Этого я, конечно, не знал. Раскаленные пустыри овеваются двенадцатью ветрами, которые дуют одновременно, а черепахи черны, как вдовий траур, и тяжелы, как сундуки с серебром. Негостеприимные скалы, которым давали свои имена пираты, пестро покрыты птицами. Океан вливает свою пену в темные бездонные пещеры и выбрасывает на ровные полосы пляжей куски дерева и кокосовые орехи — привет от прекрасных пальмовых островов, лежащих где-то на юге. Камни и пепел. Злые чары.

Митенька покачал головой.

— Бали, Полинезия! — крикнул он. — Туамоту, Банаба! Сейшелы! Каролинские, Маршалловы, Маркизские острова!

— Значит, нельзя Галапагосские? — спросил я.

— Да почему нельзя? — удивился Григорий. — Мы заплатим.

Он посмотрел на Митеньку. Митенька разъярился.

— Деньги! — возопил он. — Есть вещи важнее денег! Вы обязаны понять это, пока молоды, пока все не стало слишком поздно! Нельзя познать жизнь, не познав ее праздника. Жизнь как женщина — она недолго ждет. Она отворачивается от старости, смеется над сединами. А, тогда вы возалчете наконец возлюбленных объятий и захотите в них прийти — на своих старых ревматических

ногах, неся кошелек, как сердце. И тщетно, тщетно, потому что деньги всегда берут, но не всегда дают взамен то, что вы надеялись купить. Я старый человек, — он сморщился, — я должен быть благодарен за крохи, я благословляю каждую дарованную мне кроху, несколько капель из чаши жизни... Так пейте же! — Он топнул ногой. — Пейте, пока и ваш счет не пошел на капли!

— Хорошо, хорошо, — сказал я беспомощно. — Туамоту так Туамоту.

Мы вышли на улицу. Снег казался синим, лиловым. Фонари и витрины горели призывно и ярко. Люди неслись веселым табуном.

— Черт бы его побрал с этой чашей, — сказал я. — Того и гляди, захлебнемся.

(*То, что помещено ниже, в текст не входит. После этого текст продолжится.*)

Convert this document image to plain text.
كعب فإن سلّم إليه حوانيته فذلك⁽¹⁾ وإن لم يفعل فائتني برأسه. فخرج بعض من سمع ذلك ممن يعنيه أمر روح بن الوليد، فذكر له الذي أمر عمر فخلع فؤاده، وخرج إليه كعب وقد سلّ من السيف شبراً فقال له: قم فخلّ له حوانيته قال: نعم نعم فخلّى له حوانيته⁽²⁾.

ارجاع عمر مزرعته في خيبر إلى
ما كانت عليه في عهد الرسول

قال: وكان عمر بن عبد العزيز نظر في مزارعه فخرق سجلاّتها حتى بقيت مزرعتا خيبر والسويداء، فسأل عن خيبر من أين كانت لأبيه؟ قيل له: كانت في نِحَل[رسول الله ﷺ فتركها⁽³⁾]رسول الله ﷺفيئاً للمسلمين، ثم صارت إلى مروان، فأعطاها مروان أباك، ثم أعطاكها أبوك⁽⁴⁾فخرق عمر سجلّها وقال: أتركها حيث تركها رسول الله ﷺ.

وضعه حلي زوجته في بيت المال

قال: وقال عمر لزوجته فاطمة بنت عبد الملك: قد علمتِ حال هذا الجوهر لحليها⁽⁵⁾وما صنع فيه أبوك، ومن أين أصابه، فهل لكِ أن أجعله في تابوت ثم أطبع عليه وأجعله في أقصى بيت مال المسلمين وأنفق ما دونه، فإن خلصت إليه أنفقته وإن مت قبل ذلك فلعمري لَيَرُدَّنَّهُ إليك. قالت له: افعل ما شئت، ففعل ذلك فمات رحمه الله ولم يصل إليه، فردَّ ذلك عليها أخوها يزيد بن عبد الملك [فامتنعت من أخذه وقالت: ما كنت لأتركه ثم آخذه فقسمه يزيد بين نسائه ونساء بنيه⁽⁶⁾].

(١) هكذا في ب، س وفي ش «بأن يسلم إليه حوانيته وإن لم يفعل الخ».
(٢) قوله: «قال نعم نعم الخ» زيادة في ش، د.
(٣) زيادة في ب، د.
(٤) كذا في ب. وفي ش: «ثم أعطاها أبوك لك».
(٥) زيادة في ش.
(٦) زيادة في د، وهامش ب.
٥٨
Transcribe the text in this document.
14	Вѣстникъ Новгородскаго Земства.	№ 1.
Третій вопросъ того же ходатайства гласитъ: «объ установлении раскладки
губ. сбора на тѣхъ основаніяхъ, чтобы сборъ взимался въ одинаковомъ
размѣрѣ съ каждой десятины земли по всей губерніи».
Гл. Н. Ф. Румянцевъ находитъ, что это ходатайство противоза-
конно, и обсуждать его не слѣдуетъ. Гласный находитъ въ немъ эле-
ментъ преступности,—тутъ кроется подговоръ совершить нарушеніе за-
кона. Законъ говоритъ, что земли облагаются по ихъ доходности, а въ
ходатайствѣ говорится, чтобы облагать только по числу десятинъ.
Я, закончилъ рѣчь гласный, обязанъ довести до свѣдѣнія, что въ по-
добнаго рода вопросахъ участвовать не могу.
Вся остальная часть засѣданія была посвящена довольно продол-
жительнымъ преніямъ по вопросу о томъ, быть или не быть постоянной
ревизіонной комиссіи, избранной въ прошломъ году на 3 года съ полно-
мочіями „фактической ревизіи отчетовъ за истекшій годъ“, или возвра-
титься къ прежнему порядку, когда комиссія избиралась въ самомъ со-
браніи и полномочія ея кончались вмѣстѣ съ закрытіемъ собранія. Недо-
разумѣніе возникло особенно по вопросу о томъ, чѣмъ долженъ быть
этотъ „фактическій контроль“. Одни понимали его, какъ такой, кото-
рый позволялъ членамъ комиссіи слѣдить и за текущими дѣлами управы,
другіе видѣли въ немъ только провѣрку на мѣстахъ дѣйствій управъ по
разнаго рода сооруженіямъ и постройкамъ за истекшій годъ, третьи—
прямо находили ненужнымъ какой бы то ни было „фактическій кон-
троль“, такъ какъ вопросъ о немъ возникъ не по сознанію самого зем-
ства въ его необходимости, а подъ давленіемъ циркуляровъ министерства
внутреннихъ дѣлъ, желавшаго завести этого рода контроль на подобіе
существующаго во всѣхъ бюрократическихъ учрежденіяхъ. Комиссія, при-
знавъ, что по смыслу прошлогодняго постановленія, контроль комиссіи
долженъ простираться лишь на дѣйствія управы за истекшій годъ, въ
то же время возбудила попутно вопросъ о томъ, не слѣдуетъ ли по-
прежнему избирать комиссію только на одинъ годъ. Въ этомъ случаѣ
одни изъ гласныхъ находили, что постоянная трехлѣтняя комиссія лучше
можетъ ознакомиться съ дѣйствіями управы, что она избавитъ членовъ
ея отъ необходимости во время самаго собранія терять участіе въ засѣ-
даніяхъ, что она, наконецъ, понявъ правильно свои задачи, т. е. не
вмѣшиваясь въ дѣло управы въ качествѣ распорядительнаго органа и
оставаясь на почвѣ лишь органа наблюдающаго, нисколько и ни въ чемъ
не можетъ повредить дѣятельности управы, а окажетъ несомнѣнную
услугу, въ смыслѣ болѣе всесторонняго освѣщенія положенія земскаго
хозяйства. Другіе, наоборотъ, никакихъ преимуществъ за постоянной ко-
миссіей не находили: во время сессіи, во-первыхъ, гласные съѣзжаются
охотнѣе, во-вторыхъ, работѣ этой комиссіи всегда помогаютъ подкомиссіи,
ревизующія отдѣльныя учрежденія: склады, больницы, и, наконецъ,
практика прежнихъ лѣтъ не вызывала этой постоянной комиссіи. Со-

— Он хороший дядька. С приветом, конечно, — ответил Григорий философски. — А кто без привета.

С этим я согласился. Нужно иметь очень сильный привет, чтобы так одеваться и вести такие речи, разговоры в пользу бедных.

— А что плохого? Ему одиноко. Жена умерла, сын погиб, внучка сторчалась. Я с ней в одной школе учился, с Лизкой. Смешная девка, тоже, как ты, книжки читала. Ну и спятила.

Я не нашелся, что ответить. Мальчик встряхнул свои меха, остановил машину. Мы сели и покатили. Покатили в банк.

Увидев, куда именно мы приехали, я высказал желание погулять вокруг, пока мой молодой друг будет улаживать свои дела. Банки с такими громкими названиями наводили на меня ужас. Я судорожно представлял персидские ковры, запасы живописи, запасы улыбок, подневольную энергию клерков — и скользкий блеск лестницы, на которой я неминуемо упаду. Я ткнул пальцем в первую попавшуюся на глаза вывеску: «Зайду сюда». И вместо банка вперся — о позор, о ужас — в редакцию «Новой российской цевницы».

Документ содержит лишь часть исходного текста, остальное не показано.